Taking care of old ladies’ plants is his full-time job now, and it provides him with a steady income. It enabled him to leave the hostel where he used to live and to rent a decent room about twenty blocks from where his dozen or so clients live in an old seven-story apartment building. He has his own set of keys to the building and apartments so that he can take care of the old grandmas’ plants even when they’re not there. They’re often out, visiting grandkids, a sibling living on the coast, attending a doctor’s appointment, or else they’ve been whisked off by relatives to attend a birthday party, a Mother’s Day event, or a funeral.
Erasmus hauls sacks filled with damp earth up to the rooftop of the apartment building. The earth smells of his homeland. To prevent the sacks from getting waterlogged, he stores them under the canopy at the top of the staircase that goes up the side of the building like vertebrae.
He walks across the deserted rooftop through the cold drizzle. In the distance, he makes out the small neighboring village that spills down a hillside into a maze of streets and the tangle of power lines that tie it together like the lights of a nativity scene. Patches of green land jump out at him. So do the treetops, seemingly wanting to escape the surrounding urban chaos in one leap. The way his escaping eyes sometimes sink into the murky depths of his mind, retracing the paths that led him to this rooftop, where he will soon set up and cultivate a flower nursery that will be visible from the tallest buildings in the neighborhood. A nursery that will be on the roof of the building where he will one day live as the caretaker, replacing Bruna after she goes off with a Polish man she meets on the internet. A nursery that will overlook the entire city and that will allow him to pinpoint the location of the airport, fly to a distant shore, and board a slow, rust- and salt-encrusted ferry. And when the ferry arrives at the port, he will let himself be carried along by the breeze through the narrow streets to the doorway of the house with the hanging ferns, where an old swing hanging from a mango tree waits for him.

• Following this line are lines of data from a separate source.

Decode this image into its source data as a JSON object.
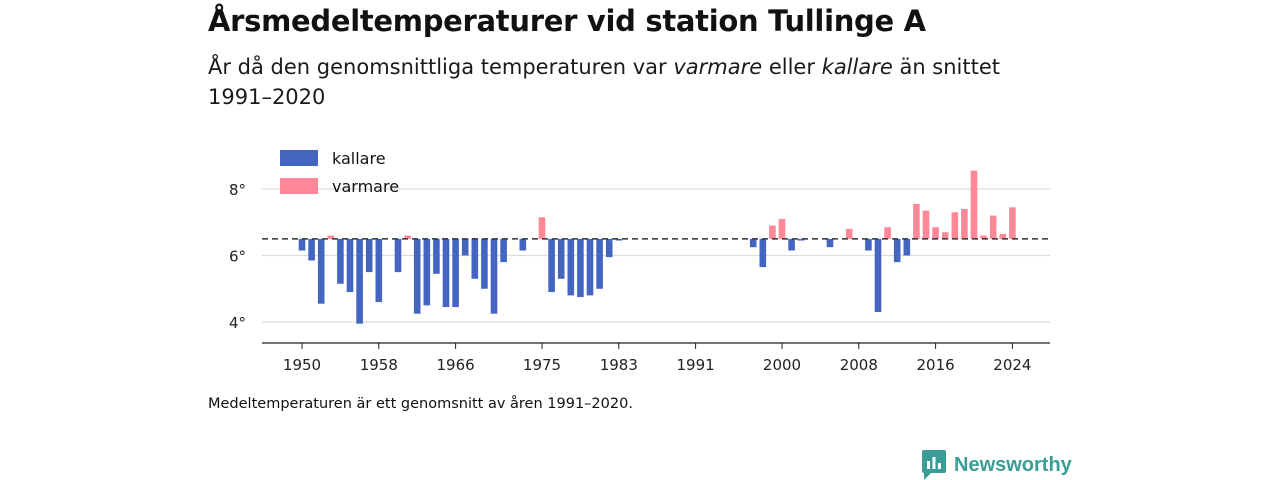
{
  "header": {
    "title": "Årsmedeltemperaturer vid station Tullinge A",
    "subtitle_part1": "År då den genomsnittliga temperaturen var ",
    "subtitle_warm": "varmare",
    "subtitle_part2": " eller ",
    "subtitle_cold": "kallare",
    "subtitle_part3": " än snittet 1991–2020"
  },
  "note": "Medeltemperaturen är ett genomsnitt av åren 1991–2020.",
  "brand": {
    "name": "Newsworthy",
    "icon": "newsworthy-logo-icon"
  },
  "colors": {
    "cold": "#4466c0",
    "warm": "#ff8898",
    "baseline": "#333333",
    "grid": "#dddddd",
    "brand": "#3a9d96"
  },
  "chart_data": {
    "type": "bar",
    "title": "Årsmedeltemperaturer vid station Tullinge A",
    "baseline": 6.5,
    "ylim": [
      3.4,
      9.0
    ],
    "yticks": [
      4,
      6,
      8
    ],
    "ytick_suffix": "°",
    "xlim": [
      1945,
      2028
    ],
    "xticks": [
      1950,
      1958,
      1966,
      1975,
      1983,
      1991,
      2000,
      2008,
      2016,
      2024
    ],
    "grid": true,
    "legend": {
      "position": "top-left",
      "entries": [
        {
          "label": "kallare",
          "key": "cold"
        },
        {
          "label": "varmare",
          "key": "warm"
        }
      ]
    },
    "years": [
      1950,
      1951,
      1952,
      1953,
      1954,
      1955,
      1956,
      1957,
      1958,
      1960,
      1961,
      1962,
      1963,
      1964,
      1965,
      1966,
      1967,
      1968,
      1969,
      1970,
      1971,
      1973,
      1975,
      1976,
      1977,
      1978,
      1979,
      1980,
      1981,
      1982,
      1983,
      1997,
      1998,
      1999,
      2000,
      2001,
      2002,
      2005,
      2007,
      2009,
      2010,
      2011,
      2012,
      2013,
      2014,
      2015,
      2016,
      2017,
      2018,
      2019,
      2020,
      2021,
      2022,
      2023,
      2024
    ],
    "values": [
      6.15,
      5.85,
      4.55,
      6.6,
      5.15,
      4.9,
      3.95,
      5.5,
      4.6,
      5.5,
      6.6,
      4.25,
      4.5,
      5.45,
      4.45,
      4.45,
      6.0,
      5.3,
      5.0,
      4.25,
      5.8,
      6.15,
      7.15,
      4.9,
      5.3,
      4.8,
      4.75,
      4.8,
      5.0,
      5.95,
      6.45,
      6.25,
      5.65,
      6.9,
      7.1,
      6.15,
      6.45,
      6.25,
      6.8,
      6.15,
      4.3,
      6.85,
      5.8,
      6.0,
      7.55,
      7.35,
      6.85,
      6.7,
      7.3,
      7.4,
      8.55,
      6.6,
      7.2,
      6.65,
      7.45
    ]
  }
}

He swings back and forth on the swing and looks up at the clouds. He swings back and forth on the swing and looks down at the earth. He looks up at the clouds. He looks down at the earth. The clouds. The earth. Clouds. Earth.
You look at the clouds and dream of crossing through them, of leaving the town, of maturing and blooming. You look at the earth and you hear that insistent but gentle voice say, “Wake up, boy!” It snaps you out of your reverie. And as you turn to look at the porch from where your mother is calling out to you, you raise a cloud of dust from the earth beneath your bare feet. Earth that today you haul up, damp, over your shoulders, to the top of the apartment building where your future nursery will be, and from where you are now plunged in a trance, recalling it.